PFAS are a group of more than 9,000 manmade chemicals used in a variety of industrial and consumer products. Known as forever chemicals, PFAS persist in the environment because they are made up of strong carbon-fluorine chemical bonds, which are difficult to break.

Diagram indicating a spill site, subsequent contaminated zone, and the PFAS that are concentrated in the anaerobic reaction zone near the source.
Men and team hope their system can break down PFAS in groundwater faster than current technologies.
(Image courtesy of Yujie Men)

Although some microbes can break down contaminants like PFAS in a process called bioremediation, the diversity of PFAS structures adds complexity to this type of chemical degradation.

Breaking the Carbon-Fluorine Bond

The team explored how microorganisms, such as bacteria, can break the strong carbon-fluorine bonds that hold PFAS together —a process called defluorination. The goal is to transform them into non-toxic products in environments that are anaerobic, or without oxygen, such as groundwater. Their study included 16 different fluorinated carboxylic acids (FCAs), a relatively new group of PFAS.

They observed that unsaturated FCAs, which have at least one double bond between their carbon atoms with a fluorine atom attached to the double carbon bond, were more vulnerable to defluorination under anaerobic conditions. In contrast, saturated FCAs with similar structures were not degraded by the anaerobic microbial community. Saturated PFAS have no double bonds at all.

The molecular structures of FCAs Me-C6b, MeU-C6b, and MeU-C6a, highlighting the placement of fluoride atoms and carbon-carbon double bonds.
The FCAs Me-C6b, MeU-C6b, and MeU-C6a are structurally similar but the placements of the fluorine atoms and carbon-carbon double bonds affect their degradation potential. The polyfluorinated saturated compound Me-C6b was not defluorinated. MeU-C6a, which is unsaturated and perfluorinated, had a higher defluorination rate than the unsaturated polyfluorinated MeU-C6b.
(Image adapted from Yu et al., 2022)

Further, unsaturated compounds with fluorine atoms linked to every carbon in the chain, called perfluorinated FCAs, had higher defluorination degrees than the polyfluorinated ones.

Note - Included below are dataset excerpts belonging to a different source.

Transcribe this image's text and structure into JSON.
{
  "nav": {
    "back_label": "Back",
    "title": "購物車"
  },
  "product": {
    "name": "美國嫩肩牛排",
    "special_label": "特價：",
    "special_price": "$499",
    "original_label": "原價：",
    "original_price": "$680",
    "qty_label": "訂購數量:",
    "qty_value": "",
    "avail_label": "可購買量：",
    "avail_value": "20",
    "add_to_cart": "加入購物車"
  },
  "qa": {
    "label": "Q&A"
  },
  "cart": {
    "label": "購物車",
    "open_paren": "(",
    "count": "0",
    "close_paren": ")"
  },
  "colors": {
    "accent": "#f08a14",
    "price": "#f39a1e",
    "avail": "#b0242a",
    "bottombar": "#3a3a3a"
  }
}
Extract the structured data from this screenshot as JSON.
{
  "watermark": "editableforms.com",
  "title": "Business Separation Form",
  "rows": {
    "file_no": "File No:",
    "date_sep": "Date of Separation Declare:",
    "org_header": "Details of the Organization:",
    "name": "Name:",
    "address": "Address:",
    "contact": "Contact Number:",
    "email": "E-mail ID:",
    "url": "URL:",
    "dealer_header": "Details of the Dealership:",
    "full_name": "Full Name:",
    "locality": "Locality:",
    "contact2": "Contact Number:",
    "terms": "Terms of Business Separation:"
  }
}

Polyfluorinated FCAs have at least one carbon atom in the chain that is not bound to fluorine.

They also observed that the location of the fluorine atoms is important. For example, MeU-C6b, which has no fluorine atoms linked to the carbons with double bonds, had low defluorination degree compared to the other unsaturated chemicals.

These results have implications for designing novel PFAS alternatives that can be easily degraded, the authors noted.

Using Oxygen to Improve Remediation

Two graphs denoting U-C5c concentrations, which did not degrade in anaerobic remediation, exhibited an 80% defluorination rate under aerobic conditions.
Compared to anaerobic bioremediation, the aerobic activated sludge experiment enhanced the defluorination and removal of the polyfluorinated FCAs, such as U-C5c.
(Image adapted from Yu et al., 2022)

The researchers also tested an aerobic remediation approach in which microorganisms in activated sludge, obtained from a local wastewater treatment plant, use oxygen to degrade FCAs.

They observed that aerobic conditions enhanced the defluorination of the polyfluorinated FCAs, which showed low removal and defluorination under anaerobic conditions. For example, U-C5c, which did not degrade in anaerobic remediation, exhibited an 80% defluorination rate under aerobic conditions. Activated sludge had no effect on perfluorinated FCAs.

According to the authors, future research should include both anaerobic and aerobic bioremediation strategies in attempts to degrade a broader range of PFAS.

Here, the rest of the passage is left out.